The high-level process flow is shown in the following figure.

Standard file-drop ingestion flow

1. File drop

The first part of the main ingestion flow is shown below and consists of the following steps:

  1. Audio file is extracted from the customer's telephony system
  2. Audio must be delivered into a specific Amazon S3 bucket and folder, which has been configured via the InputBucketName and InputBucketRawAudio configuration settings
  3. An event is triggered that begins the Post Call Analytics workflow that is orchestrated by AWS Step Functions, which is responsible for the rest of the process

Once a file arrives in the correct folder in the S3 bucket then the process is automatically started, and there is nothing that the user has to do - it is responsible for orchestrating the various calls to AWS services, handling error conditions, and generating all of the output data.

2. Speech to text

The second part of the ingestion flow is around generating the base transcript of the call using Amazon Transcribe. This part is responsible for ensuring that all of the correct parameters are ready for the transcription job, and that the correct APIs are used for the operational mode that has been requested via the TranscribeApiMode configuration parameter.

  1. Determine if the configuration has Language Identifcation rather than a preset language - if so then a 30-second clip of the audio is created and sent through Amazon Transcribe so that the language can be identified
  2. Ensure that the configured settings for TranscribeApiMode and SpeakerSeparationType are valid given the format of the audio file; e.g. if the file is a mono single-channel file and the configuration requests the Analytics API then this will be downgraded to the Standard API for this file, as Transcribe Call Analytics only supports multi-channel audio
  3. Select the language-specific configuration settings for this audio file, such as the required custom vocabulary or vocabulary filter file, and sent the whole audio file through the relevant API for Amazon Transcribe
  4. The output from the Amazon Transcribe job will be delivered into a specific Amazon S3 bucket and folder. which are configured via the OutputBucketName and OutputBucketTranscribeResults configuration settings

Language identification with Amazon Transcribe Custom Vocabulary

Until the very end of the initial development of this solution it was not possible to supply a series of Custom Vocabulary defintions to Amazon Transcribe if it was also being asked to perform language identification. This new feature of Amazon Transcribe will be adopted in due course, which will both simplify the overall workflow and reduce the time and cost to process each call audio file.

3. Post-call analytics

The final part of the ingestion flow will take the output from the Amazon Transcribe job and transform it into a file that creates a turn-by-turn conversation transcript that is augmented with any additional AI-derived metadata, all of which is then easily reportable on in your preferred business intelligence tool.

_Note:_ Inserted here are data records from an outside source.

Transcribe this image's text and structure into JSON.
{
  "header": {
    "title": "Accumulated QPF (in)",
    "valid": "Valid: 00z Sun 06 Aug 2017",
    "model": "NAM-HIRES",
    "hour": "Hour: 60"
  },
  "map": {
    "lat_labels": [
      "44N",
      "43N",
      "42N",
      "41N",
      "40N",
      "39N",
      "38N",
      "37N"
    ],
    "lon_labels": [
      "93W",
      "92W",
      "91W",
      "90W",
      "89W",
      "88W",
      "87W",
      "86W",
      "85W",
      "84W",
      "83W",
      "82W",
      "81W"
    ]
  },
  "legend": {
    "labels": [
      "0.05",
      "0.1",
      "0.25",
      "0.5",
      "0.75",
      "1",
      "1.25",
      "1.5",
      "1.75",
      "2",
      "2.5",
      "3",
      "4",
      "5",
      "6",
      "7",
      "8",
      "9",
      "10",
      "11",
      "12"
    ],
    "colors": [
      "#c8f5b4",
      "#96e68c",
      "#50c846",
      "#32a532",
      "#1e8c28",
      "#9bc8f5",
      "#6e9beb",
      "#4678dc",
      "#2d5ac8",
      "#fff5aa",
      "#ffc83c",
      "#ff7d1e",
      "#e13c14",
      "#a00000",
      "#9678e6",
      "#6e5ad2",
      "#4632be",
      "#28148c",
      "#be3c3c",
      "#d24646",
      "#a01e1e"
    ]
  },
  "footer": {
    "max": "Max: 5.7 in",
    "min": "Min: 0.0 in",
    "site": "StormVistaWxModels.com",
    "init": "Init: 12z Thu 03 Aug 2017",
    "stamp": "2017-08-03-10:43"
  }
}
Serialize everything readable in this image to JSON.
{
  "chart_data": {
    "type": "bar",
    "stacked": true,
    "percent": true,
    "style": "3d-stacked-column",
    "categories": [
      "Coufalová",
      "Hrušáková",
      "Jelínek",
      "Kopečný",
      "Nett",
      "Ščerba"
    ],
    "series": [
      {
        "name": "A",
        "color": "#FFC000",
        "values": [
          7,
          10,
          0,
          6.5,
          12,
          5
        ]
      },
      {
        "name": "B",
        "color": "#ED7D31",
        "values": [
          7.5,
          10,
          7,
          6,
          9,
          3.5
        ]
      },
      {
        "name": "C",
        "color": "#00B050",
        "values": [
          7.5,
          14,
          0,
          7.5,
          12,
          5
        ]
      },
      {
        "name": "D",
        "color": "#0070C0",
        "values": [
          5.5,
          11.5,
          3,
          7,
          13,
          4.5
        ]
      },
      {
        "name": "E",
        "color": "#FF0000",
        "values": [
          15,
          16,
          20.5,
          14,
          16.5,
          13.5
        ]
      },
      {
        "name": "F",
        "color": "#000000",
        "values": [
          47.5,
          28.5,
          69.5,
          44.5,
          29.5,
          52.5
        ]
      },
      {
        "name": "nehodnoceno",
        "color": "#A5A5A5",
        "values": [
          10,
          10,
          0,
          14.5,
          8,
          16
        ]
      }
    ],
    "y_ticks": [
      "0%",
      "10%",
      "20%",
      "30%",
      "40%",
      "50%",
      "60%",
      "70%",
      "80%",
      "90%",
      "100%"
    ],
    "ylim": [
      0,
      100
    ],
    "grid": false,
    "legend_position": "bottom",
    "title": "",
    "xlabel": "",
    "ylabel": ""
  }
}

  1. A new MP3 file is created for playback if either of these conditions are true:
    • audio redaction has been enabled, so use the redacted audio file created by Amazon Transcribe
    • the original audio format is known to not playback in the current HTML 5.0 audio controls
  2. Output file header information is generated, such as Agent name, Call GUID and general call characteristics
  3. A turn-by-turn transcript is created, which will interleave overlapping speech as best it can
  4. Additional metadata from either Amazon Transcribe Call Analytics or Amazon Comprehend is inserted into the output file, either at the header level or inside the transcript lines (or both). This includes sentiment, detected categories, talk time, etc.
  5. The output from the analytics will be delivered into a specific Amazon S3 bucket and folder. which are configured via the OutputBucketName and OutputBucketParsedResults configuration settings

This output data is then used by the User Interface to render the call information, and allow some level of searching, and is then made queryable via Amazon Athena by any SQL-capable reporting tool.